Zhou, Bang-yan 1 (1056 A.D.-1121 A.D.)
On the Zhang-tai Road 2, I can still see faded blossoms remaining
on the top of the plum trees. The peach trees are starting to bloom. The
swallows, building their nests in this quiet neighborhood, return to their old
homes. Buried in melancholy, I have stood quietly for a long time. I remember a
modest girl peeking suddenly from behind her door. She had applied light rouge
to her face at the early dawn. The sunshine illuminated her sleeves which she
used to shield her face from the wind. Her delicate laugh and voice can still be
heard indistinctly. Upon Mr. Liu's return 3, he went all over the
village to search for her. Among the geisha girls who used to sing and dance
with her, only Qiu-niang 4 remains popular. Whenever I try to write
poems, I remember the line about Yan-tai 5. I wonder who will be my
companion when I sip my wine outdoors in a scenic park and stroll around the
eastern town. My love has gone with the lonely wild goose 6. I search
for Spring only to become saddened by our separation. The willow trees lower
their branches hanging down like gold ropes. My horse returns late. Thin flying
rain falls on the pond. As I gaze outward from behind the bamboo-blind, the
willow seeds dance with the wind and the yard looks desolate.
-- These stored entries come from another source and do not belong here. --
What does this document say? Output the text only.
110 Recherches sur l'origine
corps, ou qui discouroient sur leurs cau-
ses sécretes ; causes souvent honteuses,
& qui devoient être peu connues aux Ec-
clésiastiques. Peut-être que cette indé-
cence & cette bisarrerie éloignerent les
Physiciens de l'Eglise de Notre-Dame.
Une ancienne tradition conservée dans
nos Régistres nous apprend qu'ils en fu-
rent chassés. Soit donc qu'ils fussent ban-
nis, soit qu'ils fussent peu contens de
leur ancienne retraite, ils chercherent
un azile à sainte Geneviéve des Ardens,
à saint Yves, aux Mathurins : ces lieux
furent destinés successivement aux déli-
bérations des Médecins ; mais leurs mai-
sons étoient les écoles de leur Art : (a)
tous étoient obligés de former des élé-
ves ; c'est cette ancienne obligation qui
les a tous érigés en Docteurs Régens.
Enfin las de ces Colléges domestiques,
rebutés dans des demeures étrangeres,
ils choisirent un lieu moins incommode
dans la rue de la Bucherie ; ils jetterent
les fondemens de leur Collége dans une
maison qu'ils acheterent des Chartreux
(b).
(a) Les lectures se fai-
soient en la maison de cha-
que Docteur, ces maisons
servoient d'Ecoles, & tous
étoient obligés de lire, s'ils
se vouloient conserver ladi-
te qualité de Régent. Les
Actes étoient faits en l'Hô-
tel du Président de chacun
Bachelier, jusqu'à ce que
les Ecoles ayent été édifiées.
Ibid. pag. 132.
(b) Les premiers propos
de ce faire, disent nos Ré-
Mei-cheng was Bang-yan Zhou's other first name. He was a native of Qian-tang
City (present day Hangzhou City). Around 1080 A.D., he wrote a poem, “Ode to the
Capital” and presented it to Emperor Shen. Soon Zhou was appointed to be a
teacher at the Royal University.
Yao-zuo Xu of the Tang dynasty wrote a book titled The Geisha Girls of
Zhang-tai. Consequently, later generations considered Zhang-tai an area
where geisha girls lived.
Yu-xi Liu was summoned to the capital from his exile in Lang City. On his
way back, he revisited Xuan-du Temple. When he saw anemones and wild oats waving
in the Spring wind, he wrote a poem. It said, “I wonder where the monk who
planted the peach trees is./ Now Mr. Liu who visited here before comes alone.”
Mr. Liu in Liu’s poem refers to Yu-xi Liu, while Mr. Liu in Zhou’s poem refers
to Bang-yan Zhou.
Qiu-niang was a famous geisha girl during the Tang dynasty. Mu Du wrote a
poem for her. Here “Qiu-niang” refers to the most popular geisha girl in that
5 "Yan-tai" means "a platform on Yan Mountain".
The poem "Sending Willow Branches as a
Gift", written by Shang-yin Li, says, "After I delve into the line about
descending Yan-tai,/ Only the fragrance of flowers remains in my clothing."
Mu Du's poem says, "My sorrows are as many as Spring grass./ The past events
pursue the lonely goose and will not return."